Rabu, 29 Oktober 2008

I LOVE THE BLUE OF INDONESIA

I love the blue of Indonesia…you can taste it everywhere…Bagaimana perasaan anda tentang Indonesia? Bagaimana anda memandangnya? Kalau anda tanya pada saya, tentu akan saya jawab, “berjuta rasanya”, takjub, bangga, sedih, prihatin, sayang, cinta…dan lain-lain bercampur aduk menjadi satu. Kalau anda berkesempatan menjelajahi wilayahnya seperti pengalaman saya bersama suami tercinta, mungkin anda akan merasa sama.

Ketika saya SD, sekitar tahun 80-an, saya selalu antusias dengan yang namanya pelajaran ilmu bumi, bahkan tanpa bermaksud menyombongkan diri, I’m good on it..Peta buta…Ketika yang lain pada gemetaran disuruh maju oleh ibu guru, saya justru menikmatinya. Saya hafal seluruh lekuk Indonesia, tanpa berpikir bahwa someday…20 tahun kemudian, saya berkesempatan menyusuri setiap lekuknya.

Walaupun belum sepenuhnya, tapi bisa dibilang hampir seluruh ibukota propinsi kami pernah menjelahinya. Kota-kota atau daerah penghasil hasil bumi, pertanian, dulu saya sangat hafal. Tetapi ternyata ketika ada lomba bidang studi, saya malah dipilih untuk bidang studi IPA. Yang IPS malah jatuh ke teman saya, yang memang “musuh bebuyutan” untuk bidang studi tersebut. Ternyata ada yang lebih jago daripada saya. Waktu itu di IPA, saya dapat juara 2.

Cinta saya pada Indonesia seperti cinta saya kepada kedua orang tua saya, keluarga saya…Mungkin Papa saya berperan besar dalam hal ini. Beliau sering bercerita tentang bagaimana perjuangan kakek-kakek leluhur kami memperjuangkan kemerde kaan. Bagaimana semua tenaga, pikiran, harta bahkan nyawa taruhannya. Ketika slogan “merdeka atau mati” bukan hanya kata-kata kosong.

Papa saya juga memiliki andil besar dengan tumbuhnya rasa nasionalisme saya dengan sering mengajak saya ke pertandingan-pertandingan olahraga besar yang waktu itu diperhelatkan di Semarang. Bulutangkis, sepakbola, bridge, tenis dan lain-lain. Di saat anak-anak lain berkutat dengan dunianya sendiri, saya justru malah akrab dengan sensasi kegairahan nasionalisme bangsa. Nama-nama seperti Tintus Arianto Wibowo, Suzanna Anggarkusuma, Ferdy Waluyan, Denny Sakul, Rudy Gunawan, Eddy Hartono, Bobby Ertanto, Wailan Walalangi, Ricky Yakob. Anda tahu nama-nama itu?

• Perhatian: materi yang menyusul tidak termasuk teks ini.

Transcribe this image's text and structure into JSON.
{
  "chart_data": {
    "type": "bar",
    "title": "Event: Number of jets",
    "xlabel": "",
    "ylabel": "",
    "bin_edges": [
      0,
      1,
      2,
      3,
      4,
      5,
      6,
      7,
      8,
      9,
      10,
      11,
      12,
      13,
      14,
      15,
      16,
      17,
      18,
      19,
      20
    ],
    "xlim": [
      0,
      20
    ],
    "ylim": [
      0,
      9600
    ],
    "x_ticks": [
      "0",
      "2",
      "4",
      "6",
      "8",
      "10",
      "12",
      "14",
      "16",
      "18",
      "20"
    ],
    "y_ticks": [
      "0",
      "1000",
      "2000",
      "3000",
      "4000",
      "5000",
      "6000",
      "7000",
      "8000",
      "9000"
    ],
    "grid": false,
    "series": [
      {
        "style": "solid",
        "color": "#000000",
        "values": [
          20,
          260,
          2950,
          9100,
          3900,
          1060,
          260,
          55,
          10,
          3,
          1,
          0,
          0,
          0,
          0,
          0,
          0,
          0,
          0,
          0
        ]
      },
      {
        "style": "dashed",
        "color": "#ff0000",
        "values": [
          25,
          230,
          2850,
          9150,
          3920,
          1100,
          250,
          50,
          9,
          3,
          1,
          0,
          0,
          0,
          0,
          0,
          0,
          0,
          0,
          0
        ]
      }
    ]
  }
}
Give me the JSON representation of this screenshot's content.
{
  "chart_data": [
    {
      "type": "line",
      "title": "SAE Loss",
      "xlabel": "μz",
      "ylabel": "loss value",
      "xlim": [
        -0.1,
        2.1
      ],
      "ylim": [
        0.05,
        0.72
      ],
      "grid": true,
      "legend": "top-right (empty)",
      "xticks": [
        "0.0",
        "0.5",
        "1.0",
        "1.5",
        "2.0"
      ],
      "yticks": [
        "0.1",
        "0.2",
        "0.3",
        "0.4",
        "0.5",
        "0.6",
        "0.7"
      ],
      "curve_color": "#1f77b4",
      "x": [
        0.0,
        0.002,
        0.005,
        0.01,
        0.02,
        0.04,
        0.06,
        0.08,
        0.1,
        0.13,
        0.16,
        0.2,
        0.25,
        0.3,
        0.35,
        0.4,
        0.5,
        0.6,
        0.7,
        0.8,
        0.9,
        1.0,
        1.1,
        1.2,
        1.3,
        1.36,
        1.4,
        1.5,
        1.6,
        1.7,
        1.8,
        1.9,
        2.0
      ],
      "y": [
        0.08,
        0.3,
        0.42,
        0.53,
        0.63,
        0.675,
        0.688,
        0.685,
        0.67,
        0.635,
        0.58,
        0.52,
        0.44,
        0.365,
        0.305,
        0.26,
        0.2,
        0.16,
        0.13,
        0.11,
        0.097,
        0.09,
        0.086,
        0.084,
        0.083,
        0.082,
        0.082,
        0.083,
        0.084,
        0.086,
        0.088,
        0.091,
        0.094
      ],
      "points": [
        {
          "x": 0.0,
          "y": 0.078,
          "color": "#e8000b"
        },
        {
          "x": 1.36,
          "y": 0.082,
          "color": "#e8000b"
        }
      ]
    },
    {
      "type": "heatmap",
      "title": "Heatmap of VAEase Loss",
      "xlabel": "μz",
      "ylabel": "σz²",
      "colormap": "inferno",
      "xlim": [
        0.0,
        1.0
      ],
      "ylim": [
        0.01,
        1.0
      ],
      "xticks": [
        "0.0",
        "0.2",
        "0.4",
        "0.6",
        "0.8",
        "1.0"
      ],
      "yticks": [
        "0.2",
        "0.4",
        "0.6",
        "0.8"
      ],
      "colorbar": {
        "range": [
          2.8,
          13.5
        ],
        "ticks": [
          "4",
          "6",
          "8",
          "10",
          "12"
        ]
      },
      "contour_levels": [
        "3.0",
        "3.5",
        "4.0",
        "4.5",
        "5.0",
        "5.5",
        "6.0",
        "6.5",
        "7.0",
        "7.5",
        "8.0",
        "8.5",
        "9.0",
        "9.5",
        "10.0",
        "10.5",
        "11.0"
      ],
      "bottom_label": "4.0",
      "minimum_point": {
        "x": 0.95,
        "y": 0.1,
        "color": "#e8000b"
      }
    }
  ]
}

Pasti anda lebih kenal jika saya sebut Susy Susanti, Taufik Hidayat, Yayuk Basuki yang lebih fenomenal. Dulu saya masih ingat ketika Piala Thomas di Malaysia, ketika partai ganda putra Indonesia, Eddy Hartono (Kempong)/Rudy Gunawan melawan ganda Malaysia, Razif Sidek/Jaelani Sidek. Ketika sedang ramai-ramainya partai itu, poin-poin genting, beberapa kali Indonesia dicurangi Malaysia. Saya sampai menangis dibuatnya, gregetan, jengkel. Papa sampai heran kok saya sampai dibawa perasaan. Ya iyalah…rasanya bangsa ini dipermainkan..Kalau mereka bertanding, kami tidak pernah absen menonton.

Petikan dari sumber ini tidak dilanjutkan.